What happens after a complaint is made
1. Assessment decision
The first thing that is done is the complaint is assessed against the Anti-Discrimination Act 1998 (Tas) and the Anti-Discrimination Commissioner makes a decision on whether the complaint should be accepted for investigation or rejected.
The Commissioner must decide whether to
- accept a complaint for investigation, or
- reject the complaint within 42 days after receiving it.
Acceptance of a complaint for investigation does not mean that a decision has been made that anyone has discriminated or done something unlawful. It means the complaint shows that the possibility of unlawful discrimination or conduct exists.
2. Notification of assessment decision
The person who made the complaint (the complainant) will get a letter from the Commissioner telling them if their complaint has been accepted or rejected.
If the complaint has been rejected, the letter will include the Commissioner's reasons for that decision. The complainant can apply to the Tasmanian Civil and Administrative Tribunal to have the Commissioner's decision reviewed. The letter will tell the complainant how to apply for a review.
If the complaint has been accepted, the letter will include a summary of the complaint with details of the focus of the Commissioner's investigation. The person or organisation against whom the complaint has been made (the respondent) will also be sent a letter with a copy of the complaint and a summary of issues and asked to respond.
3. Early resolution option
The complainant and the respondent(s) will be asked if they want to try to resolve the complaint quickly. If they both do, a meeting will be arranged so they can talk about possible solutions. The Commissioner may decide that the complainant and respondent(s) should meet to try to resolve the complaint at this stage even if they do not want to.

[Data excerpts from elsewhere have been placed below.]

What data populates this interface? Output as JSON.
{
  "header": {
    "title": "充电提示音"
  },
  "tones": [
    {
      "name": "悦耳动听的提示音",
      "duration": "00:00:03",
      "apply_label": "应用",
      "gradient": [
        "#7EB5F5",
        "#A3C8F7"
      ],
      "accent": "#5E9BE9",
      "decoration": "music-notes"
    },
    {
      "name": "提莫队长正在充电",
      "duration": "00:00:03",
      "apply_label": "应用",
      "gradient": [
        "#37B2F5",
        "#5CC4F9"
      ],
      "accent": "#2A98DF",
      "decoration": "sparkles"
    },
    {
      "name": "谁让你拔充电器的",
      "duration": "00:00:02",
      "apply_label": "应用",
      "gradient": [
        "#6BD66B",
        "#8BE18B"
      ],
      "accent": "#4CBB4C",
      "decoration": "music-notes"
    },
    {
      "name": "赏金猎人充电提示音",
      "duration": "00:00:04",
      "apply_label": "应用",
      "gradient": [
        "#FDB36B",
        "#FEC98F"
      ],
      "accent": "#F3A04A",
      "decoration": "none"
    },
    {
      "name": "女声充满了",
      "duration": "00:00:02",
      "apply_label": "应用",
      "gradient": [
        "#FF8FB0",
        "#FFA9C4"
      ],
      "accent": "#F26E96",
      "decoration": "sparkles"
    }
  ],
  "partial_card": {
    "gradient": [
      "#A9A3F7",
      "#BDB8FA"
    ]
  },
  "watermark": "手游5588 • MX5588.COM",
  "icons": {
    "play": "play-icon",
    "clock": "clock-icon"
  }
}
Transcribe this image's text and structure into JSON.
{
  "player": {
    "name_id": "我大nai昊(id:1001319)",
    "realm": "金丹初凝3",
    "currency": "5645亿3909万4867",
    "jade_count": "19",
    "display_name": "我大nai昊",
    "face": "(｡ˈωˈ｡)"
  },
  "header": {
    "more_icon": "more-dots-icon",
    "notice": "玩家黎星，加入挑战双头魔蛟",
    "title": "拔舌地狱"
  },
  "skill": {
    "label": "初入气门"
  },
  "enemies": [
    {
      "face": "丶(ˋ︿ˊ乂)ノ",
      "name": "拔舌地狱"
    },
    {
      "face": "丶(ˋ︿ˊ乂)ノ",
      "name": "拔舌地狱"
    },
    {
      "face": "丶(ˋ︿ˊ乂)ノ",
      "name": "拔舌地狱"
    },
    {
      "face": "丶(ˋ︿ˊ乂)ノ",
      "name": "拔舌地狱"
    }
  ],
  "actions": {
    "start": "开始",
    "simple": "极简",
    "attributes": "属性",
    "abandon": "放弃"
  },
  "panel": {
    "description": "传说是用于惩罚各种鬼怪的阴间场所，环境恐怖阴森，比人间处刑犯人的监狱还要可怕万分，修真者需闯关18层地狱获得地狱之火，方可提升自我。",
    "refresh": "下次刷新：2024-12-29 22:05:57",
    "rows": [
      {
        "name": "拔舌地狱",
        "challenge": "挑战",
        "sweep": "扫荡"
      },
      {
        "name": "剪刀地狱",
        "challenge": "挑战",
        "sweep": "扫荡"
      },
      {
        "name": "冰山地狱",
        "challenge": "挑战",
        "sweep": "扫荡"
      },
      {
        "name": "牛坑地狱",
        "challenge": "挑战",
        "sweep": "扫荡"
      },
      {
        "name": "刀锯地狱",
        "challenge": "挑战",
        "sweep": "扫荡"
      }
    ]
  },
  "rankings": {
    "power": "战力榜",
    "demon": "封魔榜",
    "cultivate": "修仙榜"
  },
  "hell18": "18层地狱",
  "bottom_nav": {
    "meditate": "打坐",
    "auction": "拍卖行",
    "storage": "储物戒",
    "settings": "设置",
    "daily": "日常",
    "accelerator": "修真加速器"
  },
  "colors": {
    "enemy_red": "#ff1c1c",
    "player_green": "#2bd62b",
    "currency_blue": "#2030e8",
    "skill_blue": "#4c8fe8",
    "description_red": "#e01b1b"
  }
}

Agreements reached in an early resolution meeting are binding on the parties.
If the complaint is not resolved early it will be investigated. This can include collecting evidence such as witness statements and relevant documents from the complainant, the respondent, witnesses and other third parties.
5. Investigation decision
At the end of the investigation, the Commissioner considers all of the materials collected in the investigation and decides whether the complaint should:
- Be dismissed;
- Proceed to conciliation; or
- Be referred to the Tribunal for an inquiry
The Commissioner does not have authority to decide whether or not the discrimination or other unlawful conduct took place. This is the role of the Tribunal.
If a complaint is dismissed, the complainant has a right to ask the Tribunal to review that decision. The Act sets a 6-month time limit from when the respondent was first notified of the complaint for the investigation decision to be made, unless the complainant grants an extension of time for the investigation to continue.